Mavi, lacivert, mor... Soğuk renkler... Denizin, okyanusun, buzulların renkleri... Demir'in renkleri...
Yeşil...
Yeşil, sıcak ve soğuk renkleri birleştiren renk... Onların tam ortasında... İkisinde de var...
Nedir bu? Başka bir olağanüstülük mü?
Ben kenara çekiliyorum... Anlatamamaktan korkuyorum çünkü... 'Bilenler bilir'lerden olan asi yürekler anladı zaten...
.....
.................
Yeşiller için yaptığın bu çalışma... Ne kadar süre takıldım kaldım üstünde bilmiyorum... Sabahın olmadık bir saatinde beni bu sayfaya tekrar çağıran da o muydu, onu da bilmiyorum... Ama bakmaktan, hissetmekten kendimi alamıyorum... Bu sefer saç örgülü bir kız çocuğu değil yanımdaki, bilge barmenimiz... "Üstünden akıyor" diyor... "Demir karakterine olan bağı üstünden akıyor"...
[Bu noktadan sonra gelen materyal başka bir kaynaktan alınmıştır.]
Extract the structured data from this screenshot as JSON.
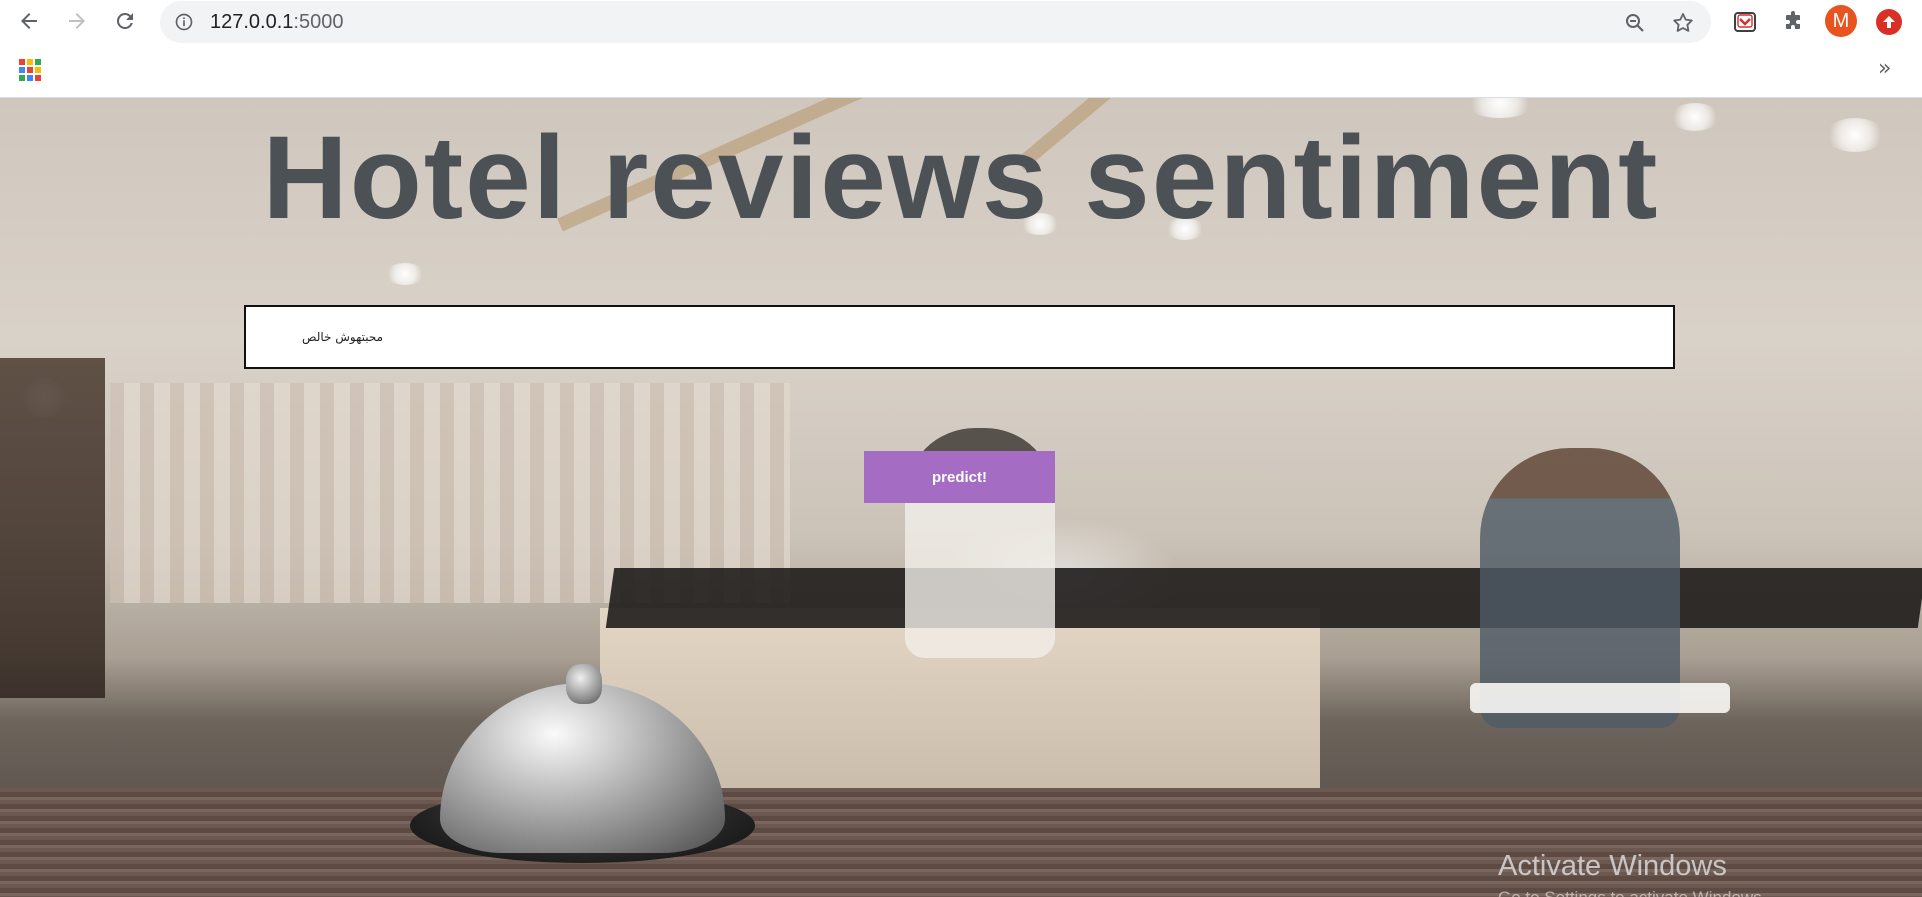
{
  "browser": {
    "url_host": "127.0.0.1",
    "url_port": ":5000",
    "avatar_letter": "M",
    "bookmarks_more": "»"
  },
  "page": {
    "title": "Hotel reviews sentiment",
    "review_input_value": "محبتهوش خالص",
    "predict_label": "predict!",
    "predict_color": "#a56cc3",
    "title_color": "#4b5155"
  },
  "os": {
    "watermark_title": "Activate Windows",
    "watermark_sub": "Go to Settings to activate Windows."
  }
}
Sol altta kullandığın Demir enstantanesi... Mıknatıs gibi çekiyor beni... Şu an yazarken bile capcanlı gözümün önünde... Neden bu karede beş yıllık onca ayrılık, acı, pişmanlık üstüne bir de ölümün kıyısından dönmüş, en nihayetinde iki güneşine kavuşmuş bir adamın mutlu yüz ifadesini görmüyorum? Neden bu karede bir burukluk, bir hüzün, bir acı tebessüm var bana göre? Neden her baktığımda içimden ağlamak geliyor? Sanki Doktor İnci'nin laboratuvar sonuçlarını eline verdiği an gibi, MY'nin eline de "artık son çekimler" yazan bir kağıt tutuşturulmuş gibi...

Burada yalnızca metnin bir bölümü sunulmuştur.